Pour les autres produits, notamment l’orge, le malt, les amidons et fécules, l’étude souligne que le niveau de protection totale dans l’UE, dépasse largement les niveaux de droits de douane tunisiens. « Si nous prenons l’exemple de l’orge, nous voyons que le niveau des droits de douane européens à 9,1%, masque une protection beaucoup plus élevé, en prenant en compte de l’effet des subventions. Ainsi, dans le cas d’une libéralisation des échanges pour l’orge, l’effet de dumping fragilisera la production tunisienne d’orge tandis qu’elle protègera fortement, la production européenne ».
« Cette estimation démontre que les négociations de l’ALECA pour le secteur agricole, en laissant de côté l’effet du soutien interne de l’UE, passent à côté des plus grands enjeux. En se focalisant uniquement, sur le démantèlement tarifaire dont les niveaux sont plutôt bas pour la partie européenne, la Tunisie risque de fragiliser profondément, sa filière céréalière déjà assez fragile ».
S’agissant des produits laitiers, l’étude montre que « les niveaux de dumping pour ces produits sont importants mais restent inférieurs aux niveaux estimés pour les produits céréaliers. Ces niveaux de dumping sont à prendre en compte dans le cadre d’une crise de la filière laitière qui frappe la Tunisie depuis 2015 ».
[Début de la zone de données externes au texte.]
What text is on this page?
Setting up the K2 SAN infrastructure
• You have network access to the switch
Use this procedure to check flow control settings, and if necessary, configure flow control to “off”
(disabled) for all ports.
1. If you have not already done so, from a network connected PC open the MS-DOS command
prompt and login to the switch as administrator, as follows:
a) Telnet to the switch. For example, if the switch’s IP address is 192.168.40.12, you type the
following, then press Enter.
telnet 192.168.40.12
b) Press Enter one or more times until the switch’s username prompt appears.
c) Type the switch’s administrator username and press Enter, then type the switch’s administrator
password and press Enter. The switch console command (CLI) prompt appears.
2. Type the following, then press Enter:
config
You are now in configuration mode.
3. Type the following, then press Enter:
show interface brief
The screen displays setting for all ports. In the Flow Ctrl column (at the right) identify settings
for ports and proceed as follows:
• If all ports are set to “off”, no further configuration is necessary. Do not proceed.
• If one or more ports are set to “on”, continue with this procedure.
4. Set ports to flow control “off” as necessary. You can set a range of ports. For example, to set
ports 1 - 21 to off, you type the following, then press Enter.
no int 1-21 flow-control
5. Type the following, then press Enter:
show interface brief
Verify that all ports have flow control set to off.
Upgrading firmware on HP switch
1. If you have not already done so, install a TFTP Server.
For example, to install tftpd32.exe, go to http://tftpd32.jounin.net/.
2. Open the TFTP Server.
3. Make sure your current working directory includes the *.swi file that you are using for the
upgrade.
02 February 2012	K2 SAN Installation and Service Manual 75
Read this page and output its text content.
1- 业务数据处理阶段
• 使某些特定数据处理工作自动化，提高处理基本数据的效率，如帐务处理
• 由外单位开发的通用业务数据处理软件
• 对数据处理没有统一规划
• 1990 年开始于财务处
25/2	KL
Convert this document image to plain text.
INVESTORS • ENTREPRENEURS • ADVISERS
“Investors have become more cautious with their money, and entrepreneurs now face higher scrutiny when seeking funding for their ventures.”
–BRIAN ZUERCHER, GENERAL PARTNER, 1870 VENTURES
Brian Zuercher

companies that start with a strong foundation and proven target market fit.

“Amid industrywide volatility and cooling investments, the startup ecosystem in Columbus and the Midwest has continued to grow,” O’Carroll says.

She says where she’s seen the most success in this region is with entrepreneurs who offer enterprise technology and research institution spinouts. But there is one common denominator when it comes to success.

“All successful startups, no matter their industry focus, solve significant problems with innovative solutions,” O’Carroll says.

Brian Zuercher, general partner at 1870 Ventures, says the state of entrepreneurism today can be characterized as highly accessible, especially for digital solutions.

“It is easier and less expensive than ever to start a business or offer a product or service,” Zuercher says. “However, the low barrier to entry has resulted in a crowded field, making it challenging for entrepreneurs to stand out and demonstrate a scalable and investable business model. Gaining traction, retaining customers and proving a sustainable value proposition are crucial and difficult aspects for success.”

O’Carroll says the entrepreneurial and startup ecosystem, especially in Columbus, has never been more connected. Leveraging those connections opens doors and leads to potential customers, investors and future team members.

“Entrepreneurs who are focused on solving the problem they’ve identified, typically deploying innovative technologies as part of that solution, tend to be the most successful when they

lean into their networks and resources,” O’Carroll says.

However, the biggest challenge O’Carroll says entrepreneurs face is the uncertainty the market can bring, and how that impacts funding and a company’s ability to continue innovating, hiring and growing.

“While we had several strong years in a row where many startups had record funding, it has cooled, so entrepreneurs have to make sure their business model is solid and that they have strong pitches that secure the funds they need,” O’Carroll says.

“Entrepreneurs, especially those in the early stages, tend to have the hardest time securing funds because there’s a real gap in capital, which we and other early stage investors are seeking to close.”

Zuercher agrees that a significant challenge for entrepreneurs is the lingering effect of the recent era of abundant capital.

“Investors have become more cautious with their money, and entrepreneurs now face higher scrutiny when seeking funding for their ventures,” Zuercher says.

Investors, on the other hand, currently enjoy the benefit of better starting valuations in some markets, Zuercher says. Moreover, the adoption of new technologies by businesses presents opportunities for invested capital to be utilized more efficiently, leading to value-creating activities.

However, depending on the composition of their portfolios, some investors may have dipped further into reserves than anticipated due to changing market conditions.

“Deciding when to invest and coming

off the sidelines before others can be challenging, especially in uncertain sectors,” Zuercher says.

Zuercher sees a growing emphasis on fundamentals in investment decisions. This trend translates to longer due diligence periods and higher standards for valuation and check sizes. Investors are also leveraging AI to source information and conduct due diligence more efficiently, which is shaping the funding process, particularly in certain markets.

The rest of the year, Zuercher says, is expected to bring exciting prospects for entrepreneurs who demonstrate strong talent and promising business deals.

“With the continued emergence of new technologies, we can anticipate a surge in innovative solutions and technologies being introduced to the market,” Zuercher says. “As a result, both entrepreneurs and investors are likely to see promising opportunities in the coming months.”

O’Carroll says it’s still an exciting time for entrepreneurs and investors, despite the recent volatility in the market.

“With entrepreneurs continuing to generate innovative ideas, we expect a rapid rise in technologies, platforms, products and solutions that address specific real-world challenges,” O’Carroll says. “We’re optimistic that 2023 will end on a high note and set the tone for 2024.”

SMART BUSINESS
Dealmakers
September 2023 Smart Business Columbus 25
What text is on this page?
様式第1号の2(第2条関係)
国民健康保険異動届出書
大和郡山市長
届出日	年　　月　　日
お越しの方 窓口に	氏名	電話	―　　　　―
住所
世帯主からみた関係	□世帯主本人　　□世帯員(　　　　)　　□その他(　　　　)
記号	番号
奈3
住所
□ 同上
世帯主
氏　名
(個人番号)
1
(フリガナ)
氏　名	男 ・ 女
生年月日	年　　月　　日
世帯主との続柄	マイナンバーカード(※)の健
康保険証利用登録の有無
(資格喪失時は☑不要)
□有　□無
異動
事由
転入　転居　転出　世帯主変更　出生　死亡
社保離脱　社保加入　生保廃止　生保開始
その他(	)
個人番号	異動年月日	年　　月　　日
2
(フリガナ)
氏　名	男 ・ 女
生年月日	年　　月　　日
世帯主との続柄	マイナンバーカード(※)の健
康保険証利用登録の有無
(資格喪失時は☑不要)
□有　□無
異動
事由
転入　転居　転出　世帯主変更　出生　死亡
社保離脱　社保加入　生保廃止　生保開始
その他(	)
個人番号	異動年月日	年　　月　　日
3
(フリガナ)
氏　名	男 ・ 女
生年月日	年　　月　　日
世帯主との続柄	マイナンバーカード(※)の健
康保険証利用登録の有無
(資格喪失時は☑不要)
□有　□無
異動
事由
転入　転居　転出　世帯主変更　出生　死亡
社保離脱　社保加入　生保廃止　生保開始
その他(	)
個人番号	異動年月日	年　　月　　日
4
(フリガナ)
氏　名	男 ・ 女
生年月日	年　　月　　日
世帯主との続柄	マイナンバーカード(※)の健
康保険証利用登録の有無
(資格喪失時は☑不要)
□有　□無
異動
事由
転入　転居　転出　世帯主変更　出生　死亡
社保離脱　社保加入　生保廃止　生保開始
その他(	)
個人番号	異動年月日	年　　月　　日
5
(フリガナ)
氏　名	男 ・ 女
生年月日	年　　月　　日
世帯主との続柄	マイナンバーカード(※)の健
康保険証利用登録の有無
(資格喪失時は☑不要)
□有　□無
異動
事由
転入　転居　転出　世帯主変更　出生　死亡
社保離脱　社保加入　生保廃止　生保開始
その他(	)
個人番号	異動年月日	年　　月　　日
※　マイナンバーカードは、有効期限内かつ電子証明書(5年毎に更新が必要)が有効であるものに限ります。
Favoriser une approche par liste positive
Les auteurs de cette étude recommandent de ne pas négocier un accord de libre échange pour le secteur agricole, tant que la question du soutien interne de l’UE n’est pas clarifiée au niveau de l’OMC. En d’autres termes, ne pas démanteler des lignes tarifaires de produits bénéficiant du soutien interne de l’UE et notamment les produits céréaliers, les produits laitiers, les viandes rouges et blanches, la volaille et les œufs, et ce, jusqu’à ce que la question du soutien interne de l’UE soit clarifiée au niveau de l’OMC.
Ils ont aussi, recommandé de négocier des régimes préférentiels au cas par cas comme pour l’huile d’olive, les crevettes ou le thon pour exporter dans l’UE et favoriser une approche par liste positive qui s’inscrit dans la continuité de l’approche suivie par la Tunisie jusqu’ici.